This story is hard to write. It's mine, and to be honest, it's only the first chapter. Who knows though, maybe this story will reach someone and impact them the way others' have told their stories and impacted me. I don't write this because I think I'm special, or unique. In fact, rather the opposite - I write this because I think my story is a far too common one and perhaps, just perhaps, if someone heard it before they went through it, they never would.

It should be noted that I'm writing *my* story - for in this instance, there is potential for me to tell stories that don't belong to me, and I have no intention of doing so. Where our stories cross, and they belong to both of us, mention may be made, but this is my story and mine alone.

Let's begin where we need to. My family and I were driving home from an event in Regina, SK. We were involved in a single car accident, just a little outside of Hannah, SK (I still don't know where this is, but I'm told it was about an hour before EMS could show up, so I imagine someone in the middle of nowhere.) Our van flipped and rolled four times before coming to a rest.

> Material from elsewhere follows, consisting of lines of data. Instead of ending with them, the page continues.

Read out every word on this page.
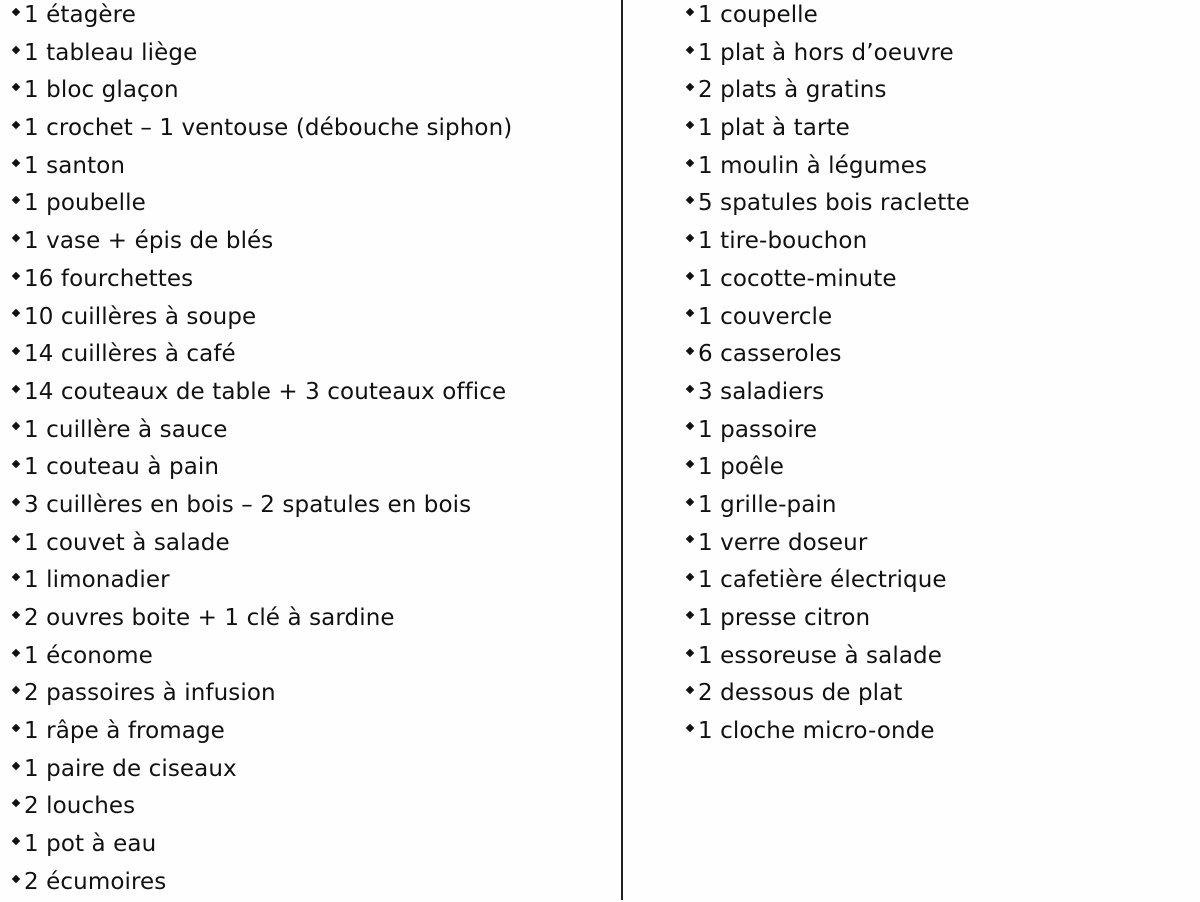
1 étagère
1 tableau liège
1 bloc glaçon
1 crochet – 1 ventouse (débouche siphon)
1 santon
1 poubelle
1 vase + épis de blés
16 fourchettes
10 cuillères à soupe
14 cuillères à café
14 couteaux de table + 3 couteaux office
1 cuillère à sauce
1 couteau à pain
3 cuillères en bois – 2 spatules en bois
1 couvet à salade
1 limonadier
2 ouvres boite + 1 clé à sardine
1 économe
2 passoires à infusion
1 râpe à fromage
1 paire de ciseaux
2 louches
1 pot à eau
2 écumoires
1 coupelle
1 plat à hors d’oeuvre
2 plats à gratins
1 plat à tarte
1 moulin à légumes
5 spatules bois raclette
1 tire-bouchon
1 cocotte-minute
1 couvercle
6 casseroles
3 saladiers
1 passoire
1 poêle
1 grille-pain
1 verre doseur
1 cafetière électrique
1 presse citron
1 essoreuse à salade
2 dessous de plat
1 cloche micro-onde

Please understand, I'm neither callous nor cold, it's simply been sixteen, coming up on seventeen, years since this accident and these are events that have been regurgitated for so many people, so many times, that I've disassociated myself from them. It's the events following the initial flip, that I can't - and would not - disassociate from.

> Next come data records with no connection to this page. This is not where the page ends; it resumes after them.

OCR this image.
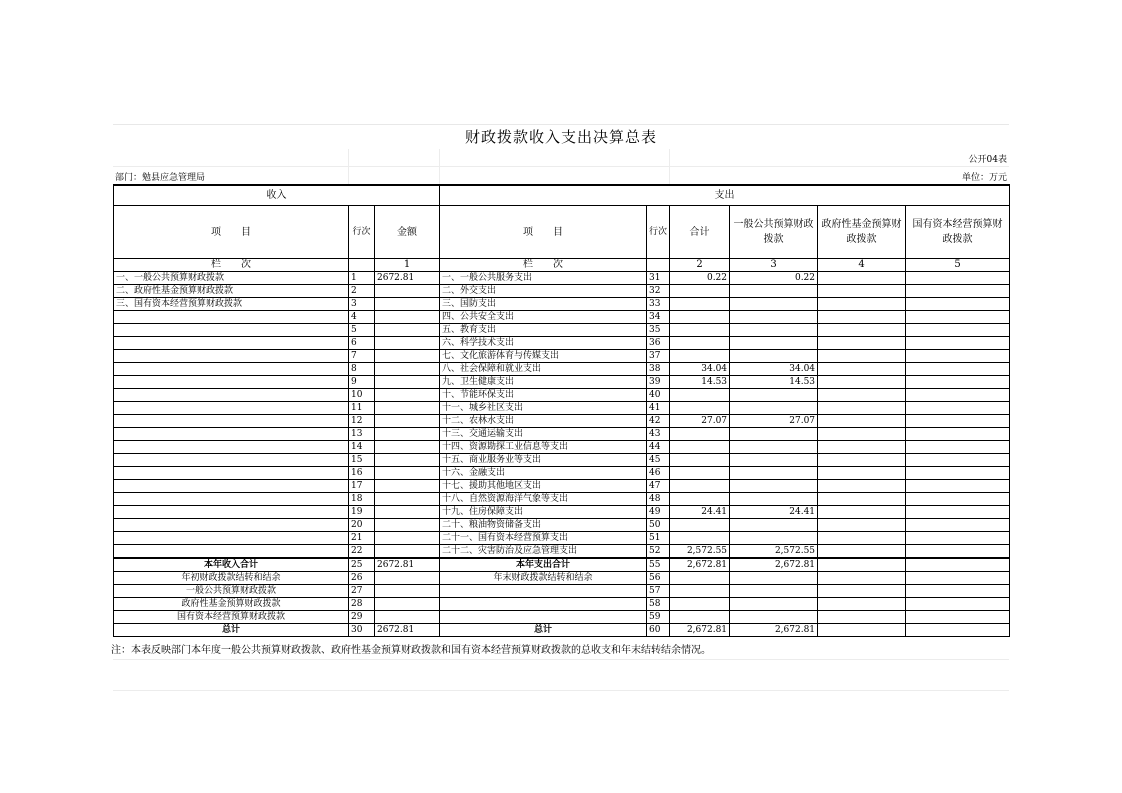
财政拨款收入支出决算总表
公开04表
部门：勉县应急管理局	单位：万元
收入			支出					
项　　目	行次	金额	项　　目	行次	合计	一般公共预算财政拨款	政府性基金预算财政拨款	国有资本经营预算财政拨款
栏　　次		1	栏　　次		2	3	4	5
一、一般公共预算财政拨款	1	2672.81	一、一般公共服务支出	31	0.22	0.22		
二、政府性基金预算财政拨款	2		二、外交支出	32				
三、国有资本经营预算财政拨款	3		三、国防支出	33				
	4		四、公共安全支出	34				
	5		五、教育支出	35				
	6		六、科学技术支出	36				
	7		七、文化旅游体育与传媒支出	37				
	8		八、社会保障和就业支出	38	34.04	34.04		
	9		九、卫生健康支出	39	14.53	14.53		
	10		十、节能环保支出	40				
	11		十一、城乡社区支出	41				
	12		十二、农林水支出	42	27.07	27.07		
	13		十三、交通运输支出	43				
	14		十四、资源勘探工业信息等支出	44				
	15		十五、商业服务业等支出	45				
	16		十六、金融支出	46				
	17		十七、援助其他地区支出	47				
	18		十八、自然资源海洋气象等支出	48				
	19		十九、住房保障支出	49	24.41	24.41		
	20		二十、粮油物资储备支出	50				
	21		二十一、国有资本经营预算支出	51				
	22		二十二、灾害防治及应急管理支出	52	2,572.55	2,572.55		
本年收入合计	25	2672.81	本年支出合计	55	2,672.81	2,672.81		
年初财政拨款结转和结余	26		年末财政拨款结转和结余	56				
一般公共预算财政拨款	27			57				
政府性基金预算财政拨款	28			58				
国有资本经营预算财政拨款	29			59				
总计	30	2672.81	总计	60	2,672.81	2,672.81		
注：本表反映部门本年度一般公共预算财政拨款、政府性基金预算财政拨款和国有资本经营预算财政拨款的总收支和年末结转结余情况。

Herein lies the essential detail of this story; if I could, I would highlight it so you could take it to any teenager, or young adult prone to making similar mistakes, and show them the consequences. I took off my seatbelt to pick up my MP3 player a moment before we flipped. I still remember it, it wasn't Apple, it had just the right amount of bulk to it and was a beautiful blue. It was not worth flying out the window.

I'm fortunate - I truly am. I flew the opposite way that the car was rolling. I still, realistically, should have died. Whether you believe in God, science, sheer cosmic planetary alignments, whatever it was, it was with me that day.

Here it is: your trigger warning, I'm about to go into detail about why I should have died, if you have a squeamish stomach, I recommend skipping a couple paragraphs. The one that you'll want to start reading at, will have ** at the beginning.

Right, let's talk about flying - it's only painless while you're in the air. First you have to get launched through glass, then you're airborne during which no injuries occur, and then the landing - at which point, a LOT of injuries occur. I've noticed that doctors and the medical field in general, really like to sugarcoat unpleasantries. It's as if they know exactly how stomach churning their work is, so they shine it up all nicely for their patients in order to not disgust us as much. Spoiler: it's still disgusting. For example, my scalp was degloved - I assume on impact. In non medical terms, my scalp was ripped off about thirty three percent of my skull. This is method one in which I should have died - head impact, and blood loss through this injury.

Method two is more mundane but more lethal. I sliced open an artery in my arm. I ended up getting a vein transplant in the hospital. Oh and to close the previous method properly, I ended up with a brain injury, massive blood loss, but I was able to retain my own skin. Small victories.

These are in conjunction with the fact that it took EMS so long to arrive. When I say I had some divine/cosmic/call it what you will intervention that day, I did. Her name was Sharon. She was an RN who stopped at the scene and did field triaging as much as possible - to the extent that it saved my life. With no regard to my health history, the risks she was taking... She saw a young girl who was dying and she saved her. She is the reason I made it to the hospital to be put in a coma in the ICU, to have the panic surrounding me slowly fade as the risk of death slowly lessened over the days or weeks to come. I honestly don't know how long I was comatose, and there are some things you just don't need to ask traumatized family members.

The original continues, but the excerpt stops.